In linea con la tradizione di qualità di Wenger, la nuova linea nasce da un approccio Swiss Made all’orologeria, supportata da una garanzia internazionale di tre anni, segno di eloquente affidabilità.
Questa collezione è caratterizzata da una cassa unisex in acciaio dalle dimensioni importanti, che custodisce un movimento al quarzo, disponibile anche con trattamento PVD nero.
Il quadrante, disponibile color crema per un gradevole stile vintage, o nero per un tocco decisamente
 più maschile, è protetto da un robusto vetro con rivestimento zaffiro.
Per tutte le versioni la resistenza all’acqua è garantita fino a 100 metri.
Per accentuare l’effetto retrò, i numeri arabi delle ore principali, così come gli indici, si stagliano sui diversi quadranti, variando dal nero, al bianco, al beige.
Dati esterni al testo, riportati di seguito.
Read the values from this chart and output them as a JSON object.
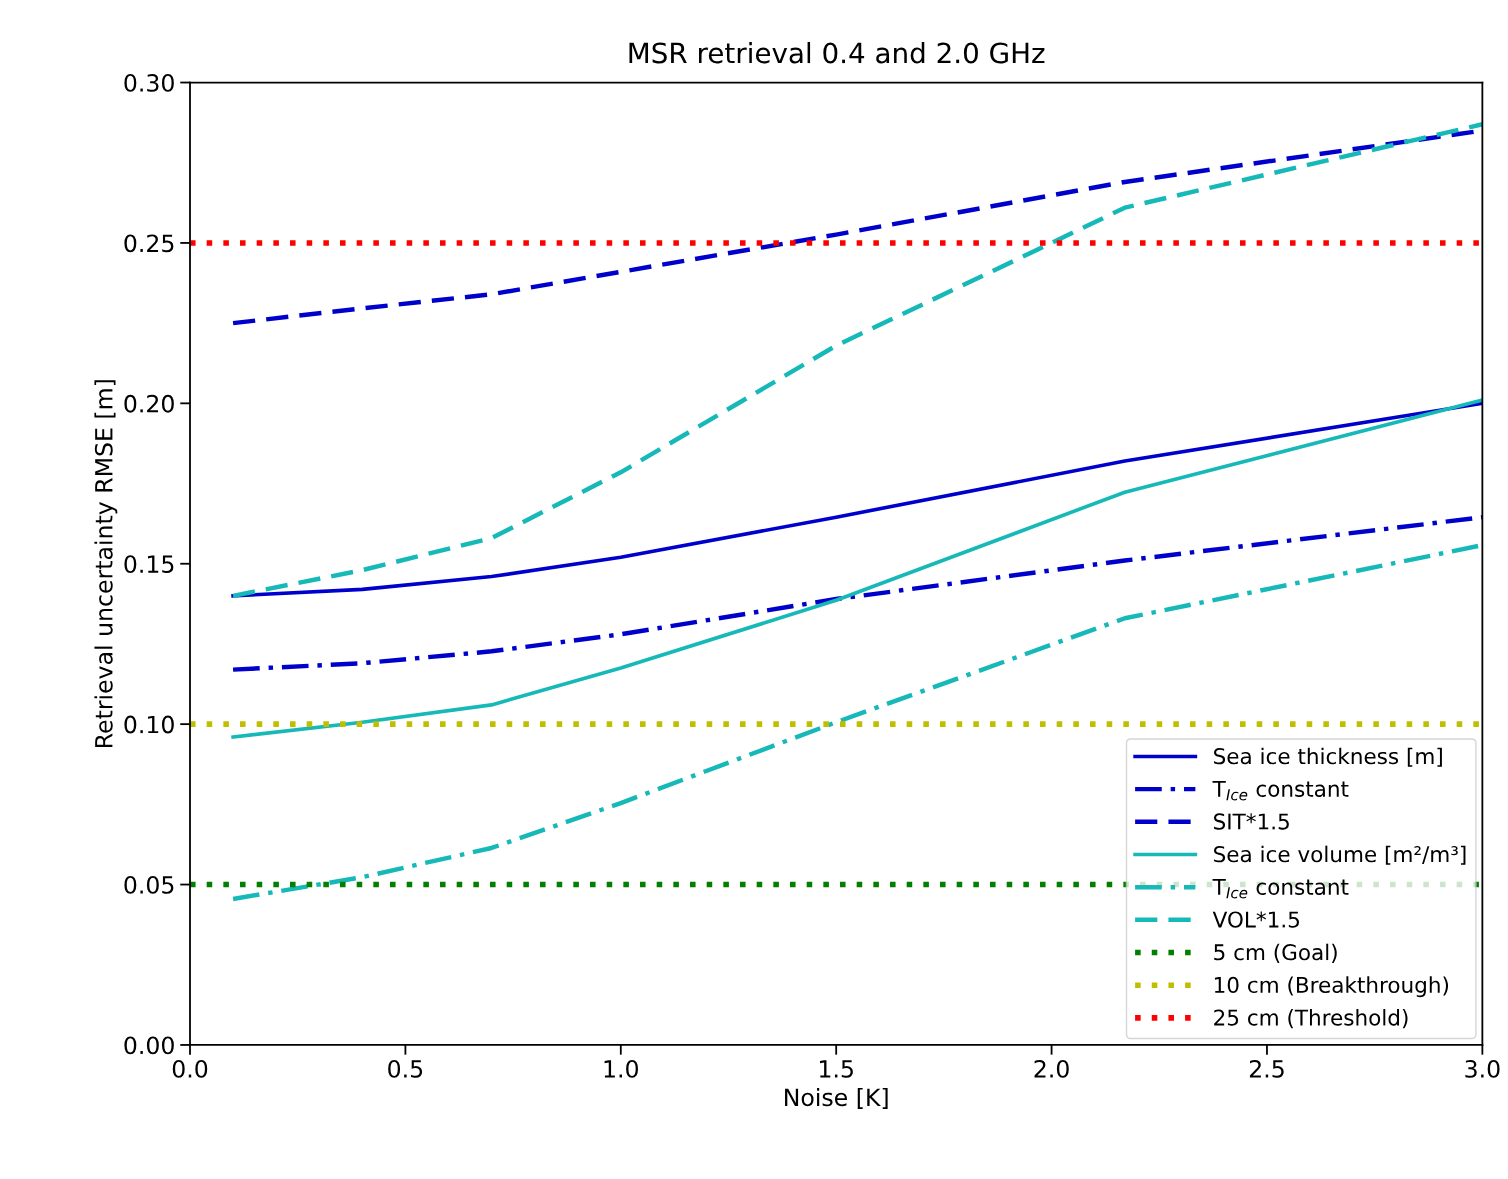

La luminescenza ne assicura una perfetta leggibilità anche al buio. Il datario, a finestrella, è posto a ore 3 e gli orologi sono disponibili coordinati a cinturini NATO, in pelle scamosciata, o a cinturini in pelle con impunture a contrasto, nei colori del
marrone castagna, nero o beige.
PAUL PICOT
Attenzione al dettaglio e armonia complessiva di ogni singolo elemento dell’orologio, questo il segreto della storia di successo di Paul Picot. Un credo che si ripropone, come ogni anno, accompagnato da un ricco bagaglio di novità, che si tratti di accattivanti nuove varianti di colore su modelli già in catalogo, come i nuovi quadranti Ivory e Nero indici per il Megarotor Fase di Luna o delle nuove tonalità nei GMT in smalto Gran Feu.
Paul Picot ha presentato anche una novità nella collezione Commodor, tutta dedicata all’universo femminile, soprattutto alle donne più sportive, con un sub professionale a 200 metri di 36 mm di diametro con lunetta in acciaio o lunetta unidirezionale nera o blu in abbinamento col quadrante.
Un’altra gradita sorpresa per il pubblico femminile è la riedizione, in un modello celebrativo, del Mediterranée, un orologio sportivo ed elegante dalla forte personalità, caratterizzato dall’apertura tonda sulla carure ottagonale a richiamare marcatamente l’edizione che ha reso famoso Paul Picot negli anni’80, disponibile nelle versioni tutto acciaio e acciaio e oro.